B02 inhibits the formation of PfRad51 foci upon DNA damage. A, IFA displays PfRad51 foci (FITC) upon treatment with the DNA-damaging agent MMS (3rd row). Such foci are not visible in the control cells (untreated with MMS) neither in the presence (2nd row) nor in the absence of 8 μm B02 (1st row). MMS-induced PfRad51 foci formation are inhibited in the presence of 8 μm B02 (4th row). DAPI staining indicates the location of the parasite nucleus. B, quantitative analysis of PfRad51 foci formation. Percent of focus formation is defined as the number of infected RBC having PfRad51 foci (FITC-stained) of 100 infected RBC (DAPI-stained). The mean and the standard deviations from three independent experiments are plotted. Two-tailed t test was performed to obtain the statistical significance. The p value is indicated at the top.

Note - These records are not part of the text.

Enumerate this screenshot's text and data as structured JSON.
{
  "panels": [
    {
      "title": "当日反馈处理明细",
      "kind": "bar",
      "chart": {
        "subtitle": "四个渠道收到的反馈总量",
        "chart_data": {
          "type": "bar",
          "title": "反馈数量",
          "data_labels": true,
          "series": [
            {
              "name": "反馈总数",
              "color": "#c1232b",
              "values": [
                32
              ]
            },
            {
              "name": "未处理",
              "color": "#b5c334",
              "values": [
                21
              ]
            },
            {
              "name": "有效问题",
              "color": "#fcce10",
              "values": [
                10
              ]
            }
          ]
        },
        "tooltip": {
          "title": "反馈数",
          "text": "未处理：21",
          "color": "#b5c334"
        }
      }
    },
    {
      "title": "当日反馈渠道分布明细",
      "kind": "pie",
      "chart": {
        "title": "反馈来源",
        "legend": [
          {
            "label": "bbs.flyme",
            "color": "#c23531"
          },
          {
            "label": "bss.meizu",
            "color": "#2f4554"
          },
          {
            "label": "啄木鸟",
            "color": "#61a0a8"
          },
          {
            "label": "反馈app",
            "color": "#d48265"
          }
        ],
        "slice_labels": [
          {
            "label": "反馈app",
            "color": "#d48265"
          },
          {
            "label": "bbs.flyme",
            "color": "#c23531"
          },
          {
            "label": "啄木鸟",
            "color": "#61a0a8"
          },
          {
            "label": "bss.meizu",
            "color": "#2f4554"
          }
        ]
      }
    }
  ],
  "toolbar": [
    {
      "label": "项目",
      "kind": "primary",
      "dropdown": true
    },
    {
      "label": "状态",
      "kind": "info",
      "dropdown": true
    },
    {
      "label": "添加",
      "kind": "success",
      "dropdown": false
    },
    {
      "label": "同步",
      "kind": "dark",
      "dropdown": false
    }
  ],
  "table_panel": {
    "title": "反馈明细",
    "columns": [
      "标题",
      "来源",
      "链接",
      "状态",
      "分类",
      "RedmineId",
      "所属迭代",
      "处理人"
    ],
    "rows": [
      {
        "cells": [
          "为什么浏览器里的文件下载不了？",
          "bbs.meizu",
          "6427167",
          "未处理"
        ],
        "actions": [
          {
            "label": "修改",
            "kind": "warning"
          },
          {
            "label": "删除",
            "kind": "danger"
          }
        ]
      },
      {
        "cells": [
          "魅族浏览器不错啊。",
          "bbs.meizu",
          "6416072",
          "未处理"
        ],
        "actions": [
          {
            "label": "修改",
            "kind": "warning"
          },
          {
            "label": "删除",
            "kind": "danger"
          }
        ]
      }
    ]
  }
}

C, self-interaction of PfRad51 is inhibited in the presence of 8 μm B02. pGADC1 and PGBDUC1 are the parent plasmids encoding the GAL4 activation domain and DNA-binding domain, respectively. DNA fragments corresponding to the full-length WT PfRAD51 ORF were fused to the GAL4 activation domain in pGADC1 and fused to the DNA-binding domain in pGBDUC1. Two-hybrid interactions were tested with yeast strain PJ694A, which bears the ADE2 gene as one of the reporters. Yeast cells harboring both plasmids were patched on control plates (SC–Ura–Leu) as well as experimental plates (SC–Ura–Leu–Ade) to test for protein–protein interactions in the absence or in the presence of 8 μm B02 (as indicated at the bottom).